Sunday, 12 October 2014

If I weren't the way I am, I shouldn't write my symphonies. [Gustav Mahler] - PART FIVE

As it's the end of National Depression Week I thought that I'd write a little about how things have been going in the last eighteen months since being diagnosed with clinical depression and starting on my medication. 

At first, I felt a tremendous relief that someone was finally taking me seriously and not simply telling me to pull myself together (I'd told myself that often enough) and that treatment was being offered. The preferred form of treatment is counselling (or talking therapy to use the modern jargon) but, unfortunately, there is a waiting list for this. My employer has been, on the whole, very supportive. I was offered counselling but this takes the form of one half hour session over the phone - if my problems were that easy I'd have sorted myself out long ago! So, the option quickly changed to medication and, being prescribed a Selective Serotonin Re-uptake Inhibitor (SSRI), I became the Sertraline Kid. 

Whether it was the placebo effect, the relief at the diagnosis or the immediate support of friends but I started to feel better and more positive (probably aided by the diagnosis and treatment of my diabetes and sleep apnoea) and it wasn't such an effort to get out of bed in the mornings and to leave the house. I was started on the lowest dose but, within a few months, was gradually moved up to the maximum, where I have stayed.

SSRIs are not happy pills, they still allow one to feel happiness and sadness but they enable the depressed person to function and experience 'normal' emotions. During the past eighteen months, the Sertraline Kid has fallen off his horse several times and there have been very dark times when, if I'm to be frank, I've struggled to keep on going.
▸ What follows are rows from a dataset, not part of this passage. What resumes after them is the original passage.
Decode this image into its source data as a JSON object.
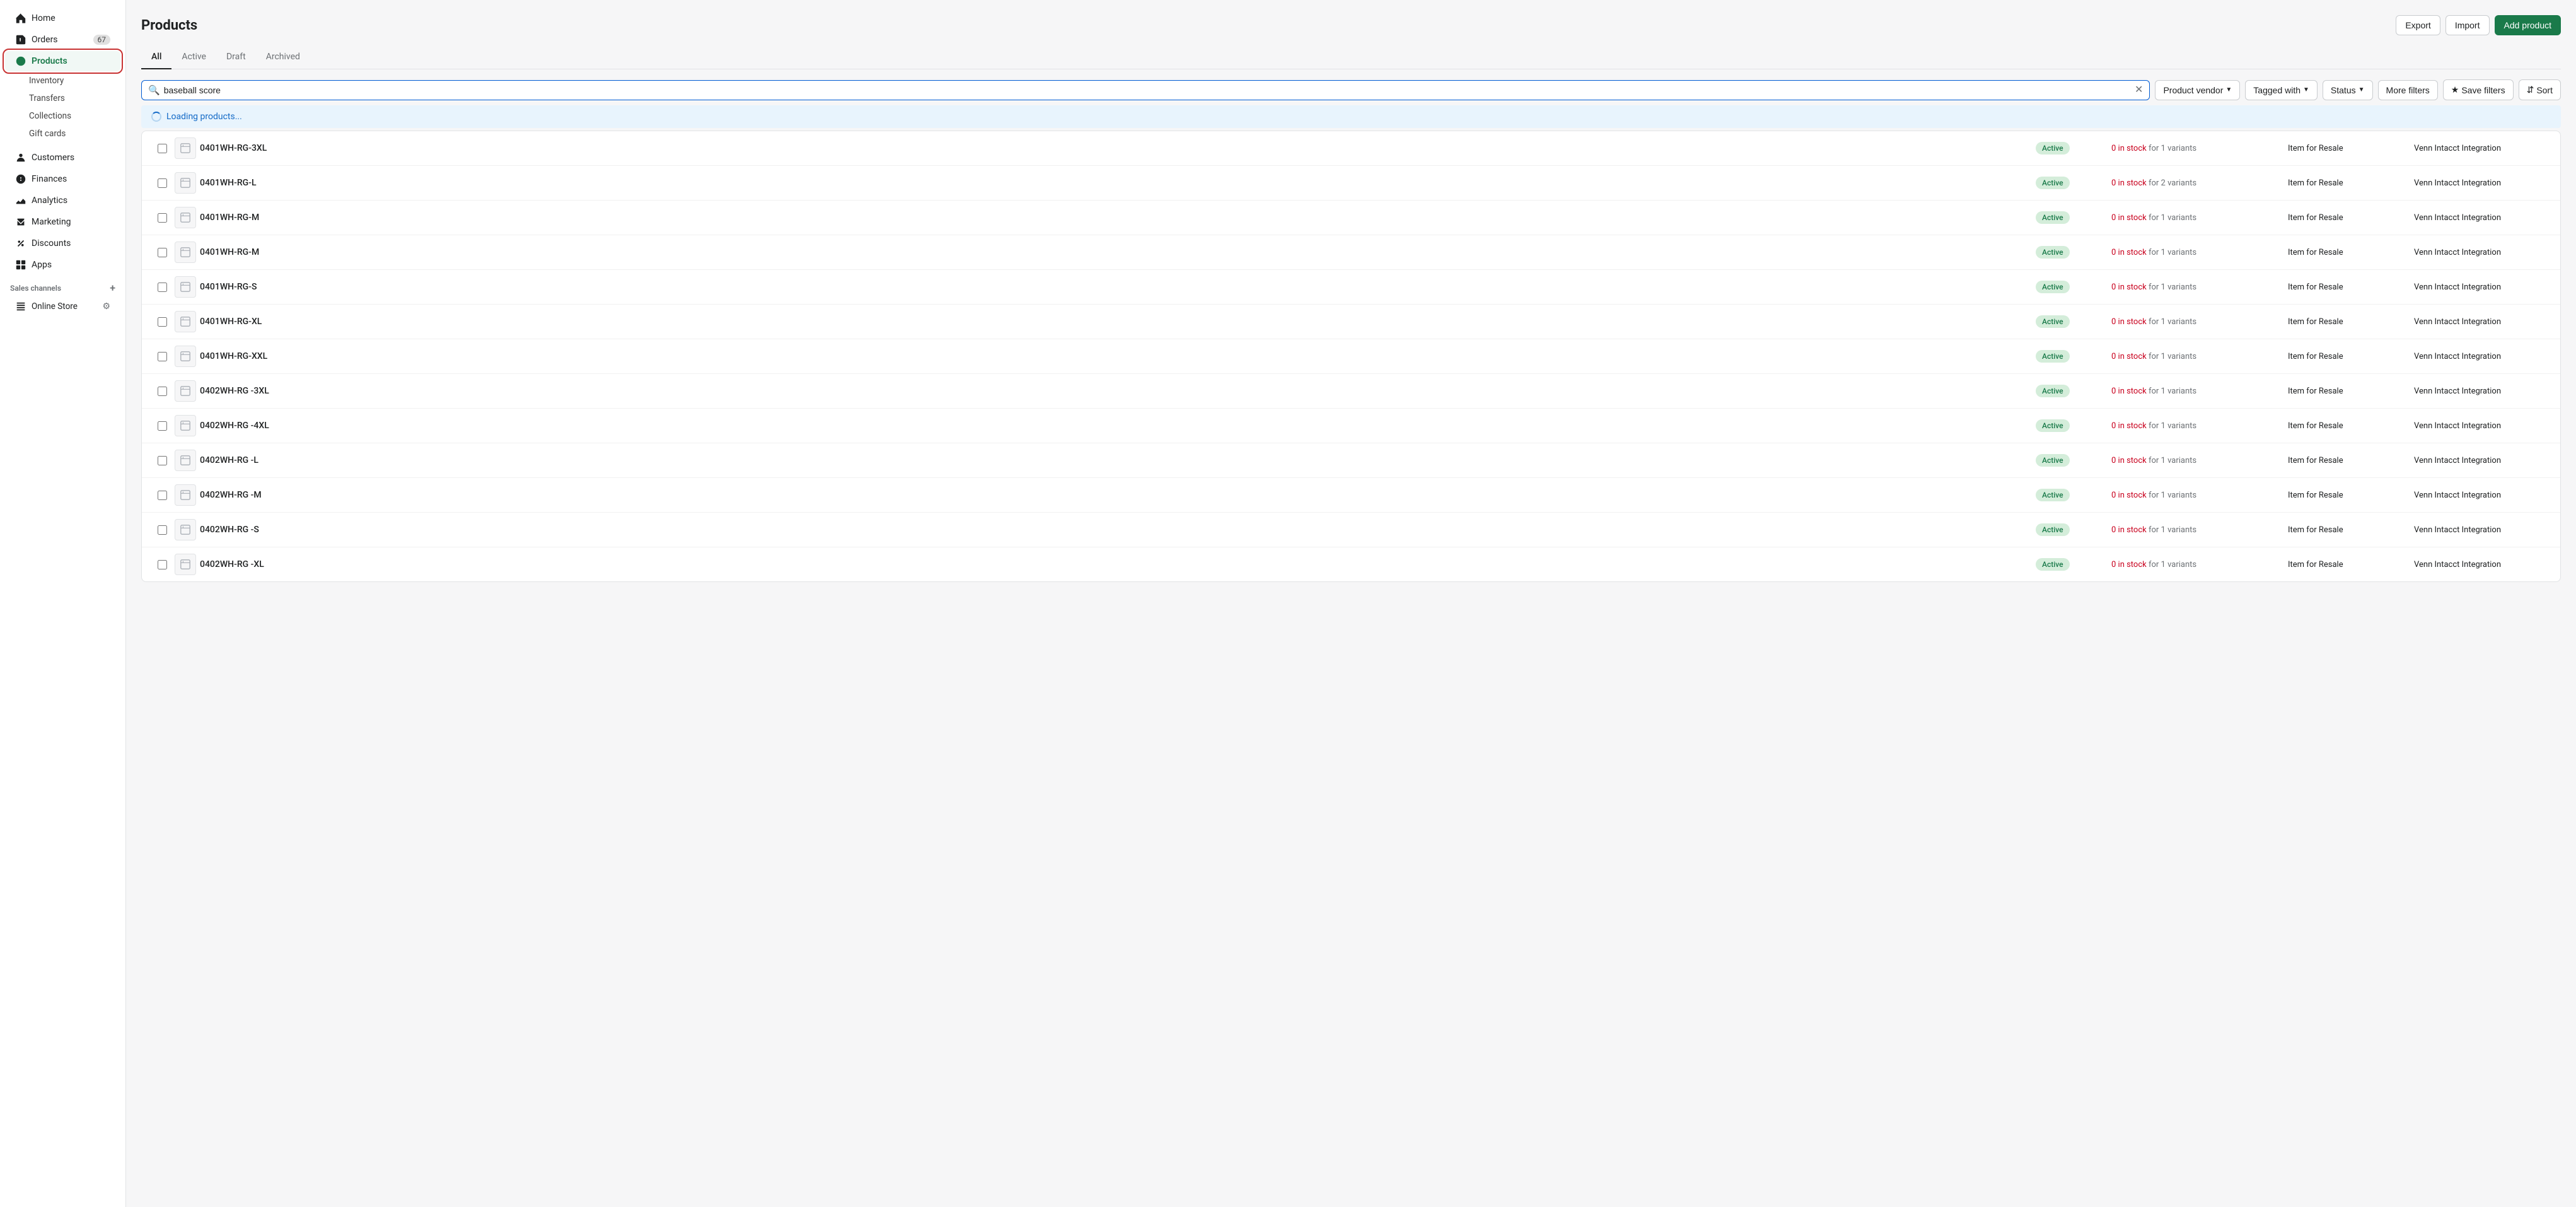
{
  "sidebar": {
    "items": [
      {
        "id": "home",
        "label": "Home",
        "icon": "home"
      },
      {
        "id": "orders",
        "label": "Orders",
        "icon": "orders",
        "badge": "67"
      },
      {
        "id": "products",
        "label": "Products",
        "icon": "products",
        "active": true
      },
      {
        "id": "customers",
        "label": "Customers",
        "icon": "customers"
      },
      {
        "id": "finances",
        "label": "Finances",
        "icon": "finances"
      },
      {
        "id": "analytics",
        "label": "Analytics",
        "icon": "analytics"
      },
      {
        "id": "marketing",
        "label": "Marketing",
        "icon": "marketing"
      },
      {
        "id": "discounts",
        "label": "Discounts",
        "icon": "discounts"
      },
      {
        "id": "apps",
        "label": "Apps",
        "icon": "apps"
      }
    ],
    "sub_items": [
      {
        "id": "inventory",
        "label": "Inventory"
      },
      {
        "id": "transfers",
        "label": "Transfers"
      },
      {
        "id": "collections",
        "label": "Collections"
      },
      {
        "id": "gift-cards",
        "label": "Gift cards"
      }
    ],
    "sales_channels_label": "Sales channels",
    "channels": [
      {
        "id": "online-store",
        "label": "Online Store"
      }
    ]
  },
  "page": {
    "title": "Products",
    "export_label": "Export",
    "import_label": "Import",
    "add_product_label": "Add product"
  },
  "tabs": [
    {
      "id": "all",
      "label": "All",
      "active": true
    },
    {
      "id": "active",
      "label": "Active"
    },
    {
      "id": "draft",
      "label": "Draft"
    },
    {
      "id": "archived",
      "label": "Archived"
    }
  ],
  "filters": {
    "search_placeholder": "baseball score",
    "search_value": "baseball score",
    "product_vendor_label": "Product vendor",
    "tagged_with_label": "Tagged with",
    "status_label": "Status",
    "more_filters_label": "More filters",
    "save_filters_label": "Save filters",
    "sort_label": "Sort"
  },
  "loading": {
    "text": "Loading products..."
  },
  "products": [
    {
      "id": 1,
      "name": "0401WH-RG-3XL",
      "status": "Active",
      "stock": "0 in stock",
      "variants": "for 1 variants",
      "category": "Item for Resale",
      "vendor": "Venn Intacct Integration"
    },
    {
      "id": 2,
      "name": "0401WH-RG-L",
      "status": "Active",
      "stock": "0 in stock",
      "variants": "for 2 variants",
      "category": "Item for Resale",
      "vendor": "Venn Intacct Integration"
    },
    {
      "id": 3,
      "name": "0401WH-RG-M",
      "status": "Active",
      "stock": "0 in stock",
      "variants": "for 1 variants",
      "category": "Item for Resale",
      "vendor": "Venn Intacct Integration"
    },
    {
      "id": 4,
      "name": "0401WH-RG-M",
      "status": "Active",
      "stock": "0 in stock",
      "variants": "for 1 variants",
      "category": "Item for Resale",
      "vendor": "Venn Intacct Integration"
    },
    {
      "id": 5,
      "name": "0401WH-RG-S",
      "status": "Active",
      "stock": "0 in stock",
      "variants": "for 1 variants",
      "category": "Item for Resale",
      "vendor": "Venn Intacct Integration"
    },
    {
      "id": 6,
      "name": "0401WH-RG-XL",
      "status": "Active",
      "stock": "0 in stock",
      "variants": "for 1 variants",
      "category": "Item for Resale",
      "vendor": "Venn Intacct Integration"
    },
    {
      "id": 7,
      "name": "0401WH-RG-XXL",
      "status": "Active",
      "stock": "0 in stock",
      "variants": "for 1 variants",
      "category": "Item for Resale",
      "vendor": "Venn Intacct Integration"
    },
    {
      "id": 8,
      "name": "0402WH-RG -3XL",
      "status": "Active",
      "stock": "0 in stock",
      "variants": "for 1 variants",
      "category": "Item for Resale",
      "vendor": "Venn Intacct Integration"
    },
    {
      "id": 9,
      "name": "0402WH-RG -4XL",
      "status": "Active",
      "stock": "0 in stock",
      "variants": "for 1 variants",
      "category": "Item for Resale",
      "vendor": "Venn Intacct Integration"
    },
    {
      "id": 10,
      "name": "0402WH-RG -L",
      "status": "Active",
      "stock": "0 in stock",
      "variants": "for 1 variants",
      "category": "Item for Resale",
      "vendor": "Venn Intacct Integration"
    },
    {
      "id": 11,
      "name": "0402WH-RG -M",
      "status": "Active",
      "stock": "0 in stock",
      "variants": "for 1 variants",
      "category": "Item for Resale",
      "vendor": "Venn Intacct Integration"
    },
    {
      "id": 12,
      "name": "0402WH-RG -S",
      "status": "Active",
      "stock": "0 in stock",
      "variants": "for 1 variants",
      "category": "Item for Resale",
      "vendor": "Venn Intacct Integration"
    },
    {
      "id": 13,
      "name": "0402WH-RG -XL",
      "status": "Active",
      "stock": "0 in stock",
      "variants": "for 1 variants",
      "category": "Item for Resale",
      "vendor": "Venn Intacct Integration"
    }
  ]
}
Fortunately for me, there has either been a good friend around to pick me up or I've been conscious of the fact that I need to battle on as my Dad and the Labrador rely on me.
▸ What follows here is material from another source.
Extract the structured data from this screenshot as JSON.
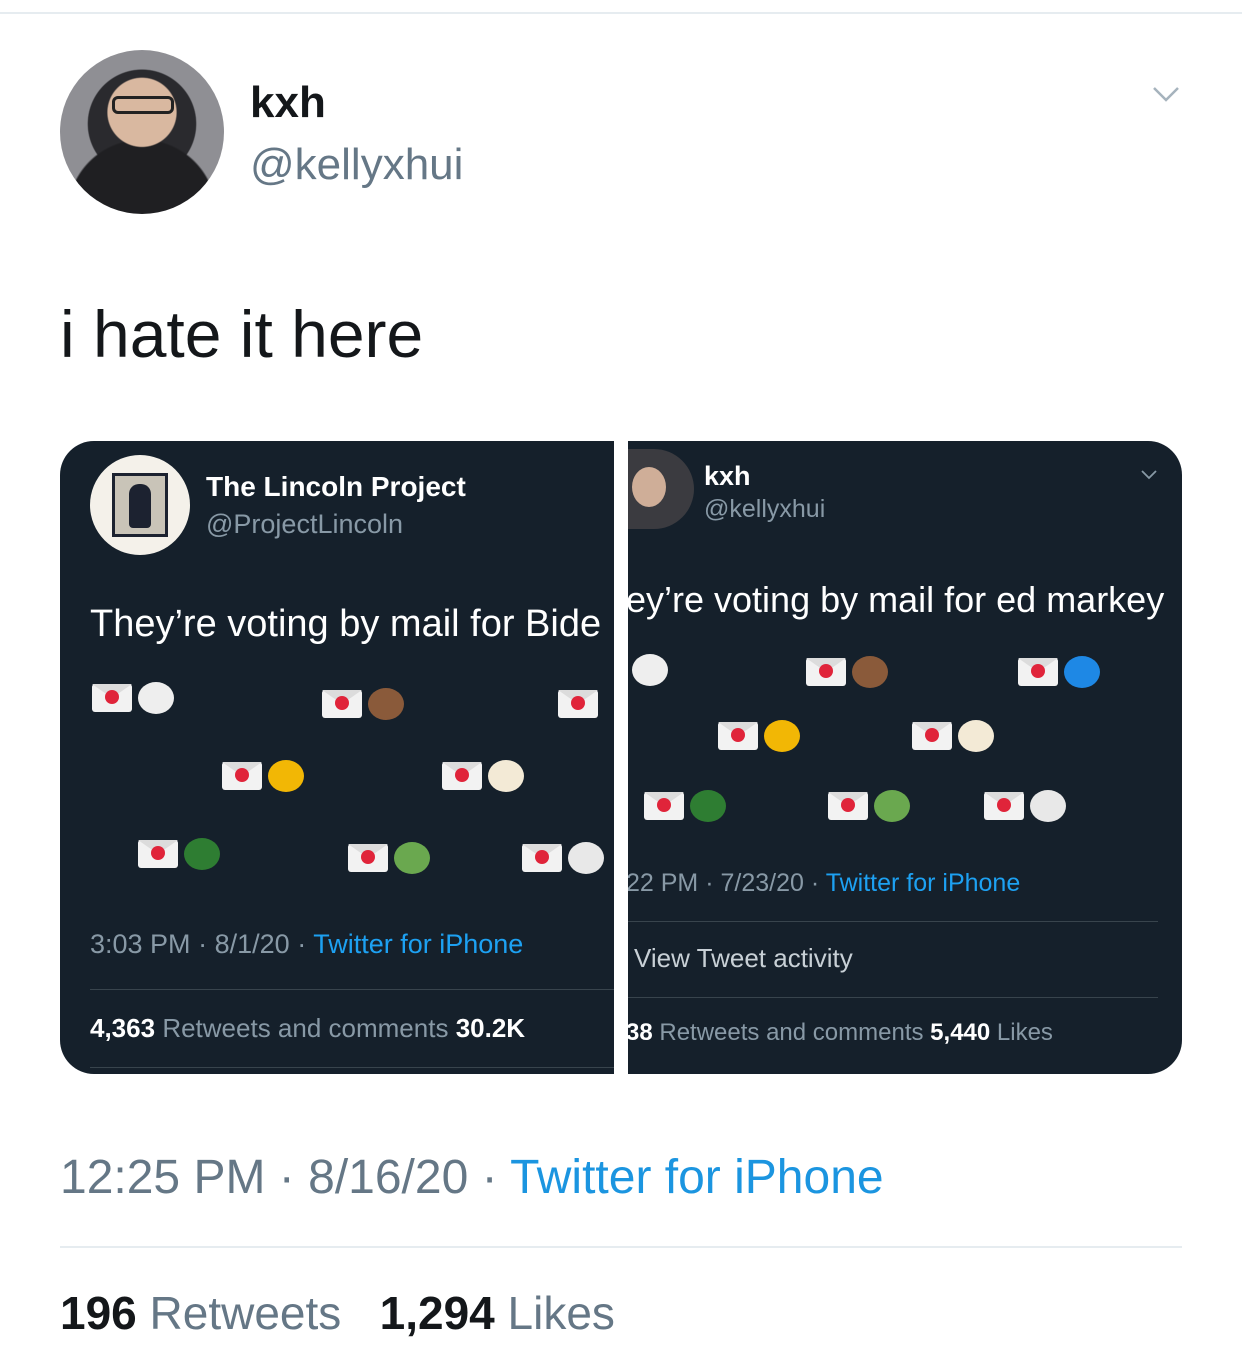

Although Sertraline allows me to function in everyday situations and to cope with the pressures and stresses of work, it does have a down side in that although it focuses my mind, it removes the emotional drive to compose. It's ironic that when I'm being ruled by the Black Dog I have an irresistible urge to express myself through music but I find it very hard to focus my thoughts to do it and that when on medication I have the focus but loose the urge. I found when writing "Bugles Sang" for the National Youth Orchestra of Wales that I was see-sawing between both states by taking and not taking my medication - abstaining for a few days to get the creative impulse and then restarting in order to focus enough to get everything down on paper. Those few weeks were a real roller coaster of emotions.

Having thought that the Sertraline wasn't working, coming off it was a revelation. It is only when one stops the medication (not to be recommended) that one realises how effective it has been. That said, it can only do so much and one has to accept its limitations. I've been a depressive, with seriously dark periods, for over thirty years and two little pills everyday are not going to change that completely.

I saw a quote the other day "Think you're depressed? What if your pills are really working and your life is just shit?" It's a flippant remark but one that has more than an element of truth in it. We all have our problems, stresses and worries; the depressive person simply can't deal with them nor get them into perspective. We are already predisposed to unhappiness and dark thoughts and sometimes fail to appreciate that we are justified in feeling low because, actually, something shit has happened. I have, after a little thought, identified several things in my life that, if they were to be different, would have a massive effect upon my mood and general outlook on life. All I need to do now is to have the courage to face up to them!

I have spent time in my own personal hell and have faced down some of my demons although others still torment me. We all have the desire to be liked and loved but the depressive person craves it and wants constant reassurance. I'm aware that I have become very narcissistic and want to be  constantly told that my music isn't shite and that it means something to the people that I like, love and respect. There is a persistent and pernicious need for approval and validation, to the point of being pathetic. Normally, if you hate someone or something you just keep away from them, what do you do when you hate oneself? 

Self-loathing is a major problem and very hard to overcome. When people are nice I tend to think it's because they pity me for being a failure and my response can be quite awkward. Everyone has a level of self-doubt, the depressive person develops this into an art-form.

So, the last eighteen months have been both difficult and enlightening as the Sertraline Kid has ridden the Ranges of Depression, frequently falling off his trusty steed and landing on his backside in the dust. I have learnt (and am learning) much about myself and also seeing the world in a different light. I think I'm becoming more tolerant having realised that we can never know what's going on in someone else's mind and what their troubles might be - as the saying goes "Don't judge someone else, you have no idea what their journey might be" - and, deep down, beneath all the bravado, we are all fragile creatures.